News Release

How to preserve fleeting digital information with DNA for future generations

Peer-Reviewed Publication

American Chemical Society

BOSTON, Aug. 17, 2015 -- Hand-written letters and printed photos seem quaint in today's digital age. But there's one thing that traditional media have over hard drives: longevity. To address this modern shortcoming, scientists are turning to DNA to save unprecedented amounts of digital data for posterity. One team has demonstrated that DNA they encapsulated can preserve information for at least 2,000 years, and they're now working on a filing system to make it easier to navigate.

The researchers present their work today at the 250th National Meeting & Exposition of the American Chemical Society (ACS). ACS, the world's largest scientific society, is holding the meeting here through Thursday. It features more than 9,000 presentations on a wide range of science topics.

"If you go back to medieval times in Europe, we had monks writing in books to transmit information for the future, and some of those books still exist," says Robert Grass, Ph.D. "Now, we save information on hard drives, which wear out in a few decades."

At the same time, digital technology has spurred an explosion in the amount of information available at any given moment.

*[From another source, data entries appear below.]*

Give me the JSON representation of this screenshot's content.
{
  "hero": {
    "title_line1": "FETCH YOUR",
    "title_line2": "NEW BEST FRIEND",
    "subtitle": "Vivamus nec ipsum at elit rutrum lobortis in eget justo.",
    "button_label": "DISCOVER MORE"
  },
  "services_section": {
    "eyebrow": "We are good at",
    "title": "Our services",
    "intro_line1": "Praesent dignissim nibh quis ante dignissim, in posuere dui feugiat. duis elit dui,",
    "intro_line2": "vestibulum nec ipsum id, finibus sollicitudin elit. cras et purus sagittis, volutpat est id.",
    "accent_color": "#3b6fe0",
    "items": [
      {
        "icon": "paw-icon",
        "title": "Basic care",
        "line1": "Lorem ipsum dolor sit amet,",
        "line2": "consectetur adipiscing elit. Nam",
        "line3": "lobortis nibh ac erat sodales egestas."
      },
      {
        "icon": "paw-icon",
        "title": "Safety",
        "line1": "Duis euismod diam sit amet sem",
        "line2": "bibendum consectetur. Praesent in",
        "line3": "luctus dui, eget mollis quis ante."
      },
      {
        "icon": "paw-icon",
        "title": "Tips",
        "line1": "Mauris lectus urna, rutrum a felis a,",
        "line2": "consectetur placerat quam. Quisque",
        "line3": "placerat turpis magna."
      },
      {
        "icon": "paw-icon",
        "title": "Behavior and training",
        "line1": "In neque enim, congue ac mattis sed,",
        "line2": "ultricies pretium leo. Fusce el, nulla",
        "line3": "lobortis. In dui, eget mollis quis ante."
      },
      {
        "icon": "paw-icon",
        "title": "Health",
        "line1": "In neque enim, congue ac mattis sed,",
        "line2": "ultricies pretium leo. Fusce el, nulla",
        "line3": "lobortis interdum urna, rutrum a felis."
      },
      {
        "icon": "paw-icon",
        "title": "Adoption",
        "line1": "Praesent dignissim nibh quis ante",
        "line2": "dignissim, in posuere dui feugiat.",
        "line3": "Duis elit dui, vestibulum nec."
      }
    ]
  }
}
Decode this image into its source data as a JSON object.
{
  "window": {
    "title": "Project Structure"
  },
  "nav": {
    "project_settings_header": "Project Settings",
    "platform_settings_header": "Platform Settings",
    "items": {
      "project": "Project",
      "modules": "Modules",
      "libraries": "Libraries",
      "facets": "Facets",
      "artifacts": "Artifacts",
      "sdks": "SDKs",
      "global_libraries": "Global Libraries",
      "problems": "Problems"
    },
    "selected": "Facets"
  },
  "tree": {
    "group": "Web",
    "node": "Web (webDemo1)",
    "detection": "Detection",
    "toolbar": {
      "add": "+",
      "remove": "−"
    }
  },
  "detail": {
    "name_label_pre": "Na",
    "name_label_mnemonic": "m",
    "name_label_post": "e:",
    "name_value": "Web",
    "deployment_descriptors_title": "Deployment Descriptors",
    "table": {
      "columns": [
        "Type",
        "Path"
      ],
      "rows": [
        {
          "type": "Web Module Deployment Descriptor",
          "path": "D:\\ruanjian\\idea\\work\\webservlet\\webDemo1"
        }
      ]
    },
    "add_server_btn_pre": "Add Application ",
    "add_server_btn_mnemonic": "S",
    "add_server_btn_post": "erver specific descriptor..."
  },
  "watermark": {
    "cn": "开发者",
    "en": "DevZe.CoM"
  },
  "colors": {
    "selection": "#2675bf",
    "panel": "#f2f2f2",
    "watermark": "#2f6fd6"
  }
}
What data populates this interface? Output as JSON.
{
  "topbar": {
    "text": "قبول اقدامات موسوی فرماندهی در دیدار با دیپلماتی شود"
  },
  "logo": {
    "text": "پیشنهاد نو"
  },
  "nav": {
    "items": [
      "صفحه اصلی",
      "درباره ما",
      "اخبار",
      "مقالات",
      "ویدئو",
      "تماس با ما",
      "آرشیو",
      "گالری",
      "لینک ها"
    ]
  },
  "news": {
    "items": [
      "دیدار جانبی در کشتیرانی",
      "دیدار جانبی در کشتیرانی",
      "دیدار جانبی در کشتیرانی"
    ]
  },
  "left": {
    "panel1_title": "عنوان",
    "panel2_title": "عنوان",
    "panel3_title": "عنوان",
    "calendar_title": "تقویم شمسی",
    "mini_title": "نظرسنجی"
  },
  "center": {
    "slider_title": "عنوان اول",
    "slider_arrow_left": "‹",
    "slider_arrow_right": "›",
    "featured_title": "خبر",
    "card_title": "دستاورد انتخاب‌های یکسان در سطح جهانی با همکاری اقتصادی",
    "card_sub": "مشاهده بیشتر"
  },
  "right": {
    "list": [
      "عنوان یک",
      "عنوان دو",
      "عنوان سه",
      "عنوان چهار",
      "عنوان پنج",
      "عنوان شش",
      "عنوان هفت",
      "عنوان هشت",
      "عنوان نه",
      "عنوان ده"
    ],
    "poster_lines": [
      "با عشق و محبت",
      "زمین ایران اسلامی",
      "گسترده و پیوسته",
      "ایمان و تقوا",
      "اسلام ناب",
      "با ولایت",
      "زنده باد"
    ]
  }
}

Any new techniques scientists develop to preserve even parts of our digital universe would have to be extremely small. This is where DNA comes in.

"A little after the discovery of the double helix architecture of DNA, people figured out that the coding language of nature is very similar to the binary language we use in computers," says Grass, who is with ETH Zurich. "On a hard drive, we use 0s and 1s to represent data, and in DNA, we have four nucleotides A, C, T and G."

But DNA has two major advantages over hard drives: size and durability. An external hard drive about the size of a paperback book can back up five terabytes of information and might last 50 years. In theory, a fraction of an ounce of DNA could store more than 300,000 terabytes. And, from archaeological finds, scientists know that DNA from hundreds of thousands of years ago can still be sequenced today.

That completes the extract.